Computer Science

Artificial Intelligence

Artificial Intelligence

The goal of Artificial Intelligence (AI) is to tackle complex real-world problems with rigorous mathematical tools. Common sub-topics include Machine Learning, Search, Markov Decision Processes, Reinforcement Learning, etc.

Prerequisites

Courses of Artificial Intelligence usually requires knowledge of Linear Algebra, College Calculus, Probability and Statistics, and proficiency of Computer Programming, preferably Python. Some course may recommend familiarity of Machine Learning

CS1410 Artificial Intelligence

Brown University

Fall 2022

CS1410 at Brown University delves into the realm of Artificial Intelligence. Using the 3rd edition of "Artificial Intelligence, A Modern Approach" by Russell & Norvig, students explore intelligent agents, game theory, knowledge representation, logic, probabilistic learning, NLP, robotics, computer vision, and ethical implications of AI.

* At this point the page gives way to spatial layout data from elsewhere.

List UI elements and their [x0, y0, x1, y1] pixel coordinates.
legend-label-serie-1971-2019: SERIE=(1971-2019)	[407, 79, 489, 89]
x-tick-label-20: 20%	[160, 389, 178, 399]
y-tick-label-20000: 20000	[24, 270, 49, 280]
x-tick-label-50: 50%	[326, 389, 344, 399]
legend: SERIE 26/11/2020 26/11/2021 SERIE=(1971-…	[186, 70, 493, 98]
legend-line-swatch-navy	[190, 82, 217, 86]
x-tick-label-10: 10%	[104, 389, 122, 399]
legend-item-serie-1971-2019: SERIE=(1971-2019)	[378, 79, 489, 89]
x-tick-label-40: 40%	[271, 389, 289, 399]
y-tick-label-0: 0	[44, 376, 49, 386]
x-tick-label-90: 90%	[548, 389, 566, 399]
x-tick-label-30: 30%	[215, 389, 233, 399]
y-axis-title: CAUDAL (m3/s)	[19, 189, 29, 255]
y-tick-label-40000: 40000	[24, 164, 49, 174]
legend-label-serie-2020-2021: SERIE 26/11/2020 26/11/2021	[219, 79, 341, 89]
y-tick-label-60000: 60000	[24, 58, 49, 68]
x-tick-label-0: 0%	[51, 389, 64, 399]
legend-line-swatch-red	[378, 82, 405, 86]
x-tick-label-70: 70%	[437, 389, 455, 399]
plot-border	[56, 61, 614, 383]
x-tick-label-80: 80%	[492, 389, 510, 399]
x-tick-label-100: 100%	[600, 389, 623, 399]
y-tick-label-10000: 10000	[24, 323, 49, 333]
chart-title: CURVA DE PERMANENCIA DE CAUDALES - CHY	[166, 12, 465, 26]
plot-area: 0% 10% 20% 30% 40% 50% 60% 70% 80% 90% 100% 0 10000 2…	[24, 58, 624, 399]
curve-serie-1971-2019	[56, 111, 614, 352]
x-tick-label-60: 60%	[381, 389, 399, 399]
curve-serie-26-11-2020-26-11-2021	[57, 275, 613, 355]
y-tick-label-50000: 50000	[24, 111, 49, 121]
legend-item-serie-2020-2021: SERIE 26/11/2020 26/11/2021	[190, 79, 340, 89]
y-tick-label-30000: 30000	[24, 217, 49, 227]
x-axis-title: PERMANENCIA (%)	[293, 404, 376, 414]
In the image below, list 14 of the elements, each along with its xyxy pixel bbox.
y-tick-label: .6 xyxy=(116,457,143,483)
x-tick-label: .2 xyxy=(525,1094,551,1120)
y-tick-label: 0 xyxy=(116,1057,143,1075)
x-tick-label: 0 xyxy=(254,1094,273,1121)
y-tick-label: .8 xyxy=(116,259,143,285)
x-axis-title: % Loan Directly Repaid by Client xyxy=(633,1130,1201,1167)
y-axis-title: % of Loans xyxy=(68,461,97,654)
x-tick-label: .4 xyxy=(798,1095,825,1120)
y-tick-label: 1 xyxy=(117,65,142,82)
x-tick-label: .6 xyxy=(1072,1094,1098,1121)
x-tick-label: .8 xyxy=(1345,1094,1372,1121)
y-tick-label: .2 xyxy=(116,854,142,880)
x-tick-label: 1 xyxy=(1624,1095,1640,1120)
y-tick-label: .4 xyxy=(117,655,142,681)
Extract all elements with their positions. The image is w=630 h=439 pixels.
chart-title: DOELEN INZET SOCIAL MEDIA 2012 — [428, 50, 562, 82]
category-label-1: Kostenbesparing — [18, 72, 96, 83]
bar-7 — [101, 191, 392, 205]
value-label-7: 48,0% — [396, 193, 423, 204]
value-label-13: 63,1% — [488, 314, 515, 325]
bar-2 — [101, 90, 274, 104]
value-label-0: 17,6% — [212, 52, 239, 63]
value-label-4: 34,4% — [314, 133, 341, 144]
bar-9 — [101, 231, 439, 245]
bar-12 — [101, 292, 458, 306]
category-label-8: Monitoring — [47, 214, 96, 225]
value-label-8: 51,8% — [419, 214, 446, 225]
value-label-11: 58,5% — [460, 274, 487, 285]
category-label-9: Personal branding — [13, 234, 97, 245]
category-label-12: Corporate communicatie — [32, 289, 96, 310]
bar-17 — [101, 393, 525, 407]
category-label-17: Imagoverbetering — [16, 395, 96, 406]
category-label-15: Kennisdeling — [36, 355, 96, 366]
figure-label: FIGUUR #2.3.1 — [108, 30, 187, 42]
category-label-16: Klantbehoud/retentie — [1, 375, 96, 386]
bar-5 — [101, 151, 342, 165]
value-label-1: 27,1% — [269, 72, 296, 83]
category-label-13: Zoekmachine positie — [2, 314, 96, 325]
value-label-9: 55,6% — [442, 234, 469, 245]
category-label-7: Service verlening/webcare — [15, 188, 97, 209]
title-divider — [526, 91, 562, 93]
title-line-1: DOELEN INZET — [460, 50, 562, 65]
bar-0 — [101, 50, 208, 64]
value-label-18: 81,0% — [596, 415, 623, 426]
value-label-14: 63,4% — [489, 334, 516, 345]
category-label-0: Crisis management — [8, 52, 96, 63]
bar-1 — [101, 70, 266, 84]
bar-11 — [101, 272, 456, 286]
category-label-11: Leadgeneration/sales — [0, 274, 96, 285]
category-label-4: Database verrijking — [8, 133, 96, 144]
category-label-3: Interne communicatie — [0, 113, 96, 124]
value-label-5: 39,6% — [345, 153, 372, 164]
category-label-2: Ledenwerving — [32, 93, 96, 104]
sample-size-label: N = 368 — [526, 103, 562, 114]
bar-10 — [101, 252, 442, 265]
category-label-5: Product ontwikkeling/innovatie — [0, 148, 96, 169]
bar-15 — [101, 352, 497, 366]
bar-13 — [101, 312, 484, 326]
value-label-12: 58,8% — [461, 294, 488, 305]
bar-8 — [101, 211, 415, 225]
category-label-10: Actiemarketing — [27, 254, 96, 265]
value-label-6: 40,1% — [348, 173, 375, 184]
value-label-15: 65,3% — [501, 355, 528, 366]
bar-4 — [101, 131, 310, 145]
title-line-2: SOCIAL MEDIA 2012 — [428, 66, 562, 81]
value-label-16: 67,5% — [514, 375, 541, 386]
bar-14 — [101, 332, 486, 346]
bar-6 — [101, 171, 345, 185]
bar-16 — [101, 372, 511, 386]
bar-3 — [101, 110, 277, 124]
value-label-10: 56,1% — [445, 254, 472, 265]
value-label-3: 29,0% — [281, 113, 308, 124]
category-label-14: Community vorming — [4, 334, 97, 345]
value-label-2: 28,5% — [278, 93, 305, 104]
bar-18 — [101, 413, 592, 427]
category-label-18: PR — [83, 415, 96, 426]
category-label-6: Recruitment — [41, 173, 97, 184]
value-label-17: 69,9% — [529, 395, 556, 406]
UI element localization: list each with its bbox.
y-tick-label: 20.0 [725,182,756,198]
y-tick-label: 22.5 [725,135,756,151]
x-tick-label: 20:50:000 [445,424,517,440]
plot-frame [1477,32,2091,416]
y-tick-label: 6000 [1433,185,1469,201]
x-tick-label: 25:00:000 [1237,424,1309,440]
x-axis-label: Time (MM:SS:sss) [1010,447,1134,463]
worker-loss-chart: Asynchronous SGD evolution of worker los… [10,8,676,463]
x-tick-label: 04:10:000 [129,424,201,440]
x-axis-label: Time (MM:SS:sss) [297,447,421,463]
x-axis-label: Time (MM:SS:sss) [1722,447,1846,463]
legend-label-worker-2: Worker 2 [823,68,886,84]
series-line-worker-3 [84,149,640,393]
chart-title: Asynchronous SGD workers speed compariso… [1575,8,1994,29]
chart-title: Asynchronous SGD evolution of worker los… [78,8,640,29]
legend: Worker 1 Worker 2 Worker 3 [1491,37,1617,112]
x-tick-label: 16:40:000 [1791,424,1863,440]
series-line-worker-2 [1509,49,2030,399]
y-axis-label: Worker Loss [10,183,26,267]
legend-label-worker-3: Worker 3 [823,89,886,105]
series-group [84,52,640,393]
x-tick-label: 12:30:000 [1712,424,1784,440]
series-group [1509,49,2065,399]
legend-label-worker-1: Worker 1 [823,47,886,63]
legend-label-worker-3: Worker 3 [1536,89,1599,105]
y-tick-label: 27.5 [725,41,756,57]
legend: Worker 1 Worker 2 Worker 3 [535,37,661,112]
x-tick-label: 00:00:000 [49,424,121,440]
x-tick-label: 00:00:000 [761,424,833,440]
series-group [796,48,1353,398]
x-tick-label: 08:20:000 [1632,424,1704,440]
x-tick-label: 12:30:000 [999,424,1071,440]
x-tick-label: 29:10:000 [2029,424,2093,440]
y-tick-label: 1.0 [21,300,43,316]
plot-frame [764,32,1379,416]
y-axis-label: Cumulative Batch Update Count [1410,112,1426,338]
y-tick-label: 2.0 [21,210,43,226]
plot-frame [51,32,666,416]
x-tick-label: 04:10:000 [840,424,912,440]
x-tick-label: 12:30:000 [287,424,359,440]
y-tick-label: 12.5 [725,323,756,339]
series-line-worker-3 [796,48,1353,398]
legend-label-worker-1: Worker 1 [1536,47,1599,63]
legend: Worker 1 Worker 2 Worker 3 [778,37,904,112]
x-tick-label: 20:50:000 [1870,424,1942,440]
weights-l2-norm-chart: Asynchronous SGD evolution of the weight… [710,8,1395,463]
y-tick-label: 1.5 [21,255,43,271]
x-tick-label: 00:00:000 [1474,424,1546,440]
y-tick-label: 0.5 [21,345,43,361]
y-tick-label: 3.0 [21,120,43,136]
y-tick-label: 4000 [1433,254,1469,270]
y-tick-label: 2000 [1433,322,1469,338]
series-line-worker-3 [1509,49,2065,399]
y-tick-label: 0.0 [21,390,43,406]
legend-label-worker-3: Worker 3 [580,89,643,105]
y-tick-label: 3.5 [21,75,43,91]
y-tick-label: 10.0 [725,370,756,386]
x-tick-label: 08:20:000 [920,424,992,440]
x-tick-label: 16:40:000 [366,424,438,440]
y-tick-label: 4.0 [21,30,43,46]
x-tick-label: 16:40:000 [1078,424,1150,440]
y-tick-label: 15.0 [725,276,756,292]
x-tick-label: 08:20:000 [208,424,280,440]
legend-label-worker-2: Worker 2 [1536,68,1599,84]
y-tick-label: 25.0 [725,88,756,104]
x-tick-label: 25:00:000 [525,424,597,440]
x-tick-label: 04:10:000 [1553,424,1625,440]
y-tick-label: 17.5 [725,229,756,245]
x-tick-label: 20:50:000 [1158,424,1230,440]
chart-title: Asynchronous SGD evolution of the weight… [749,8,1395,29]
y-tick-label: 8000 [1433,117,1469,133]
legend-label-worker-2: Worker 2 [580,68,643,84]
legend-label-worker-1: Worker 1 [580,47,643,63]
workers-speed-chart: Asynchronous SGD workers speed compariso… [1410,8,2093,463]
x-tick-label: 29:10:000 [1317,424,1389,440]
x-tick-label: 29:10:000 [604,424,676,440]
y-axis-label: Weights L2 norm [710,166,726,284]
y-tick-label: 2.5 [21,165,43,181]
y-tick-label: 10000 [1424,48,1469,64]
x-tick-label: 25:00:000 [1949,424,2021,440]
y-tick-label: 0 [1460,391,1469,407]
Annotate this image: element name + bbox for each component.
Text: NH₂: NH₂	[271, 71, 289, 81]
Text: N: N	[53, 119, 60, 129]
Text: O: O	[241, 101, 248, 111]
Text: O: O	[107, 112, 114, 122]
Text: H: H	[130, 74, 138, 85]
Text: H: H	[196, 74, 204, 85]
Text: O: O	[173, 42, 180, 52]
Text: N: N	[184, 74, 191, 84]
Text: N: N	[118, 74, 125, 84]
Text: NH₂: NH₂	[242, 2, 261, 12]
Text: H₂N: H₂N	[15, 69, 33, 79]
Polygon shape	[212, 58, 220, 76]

CS 221 Artificial Intelligence: Principles and Techniques

Stanford University

Autumn 2022-2023

Stanford's CS 221 course teaches foundational principles and practical implementation of AI systems. It covers machine learning, game playing, constraint satisfaction, graphical models, and logic. A rigorous course requiring solid foundational skills in programming, math, and probability.

AA 228 / CS 238 Decision Making under Uncertainty

Stanford University

Winter 2023

The course introduces decision making under uncertainty from a computational perspective, covering dynamic programming, reinforcement learning, and more. Prerequisites include basic probability and fluency in a high-level programming language.

AA 174B / AA 274B / CS 237B / EE 260B Principles of Robot Autonomy II

Stanford University

Winter 2023

This course provides a deeper understanding of robot autonomy principles, focusing on learning new skills and physical interaction with the environment and humans. It requires familiarity with programming, ROS, and basic robot autonomy techniques.

CS 234: Reinforcement Learning

Stanford University

Winter 2023

This course offers a solid introduction to the field of reinforcement learning (RL), covering challenges, approaches, and deep RL. Prerequisites include Python proficiency and foundations of machine learning. Students will be able to implement RL algorithms and evaluate them.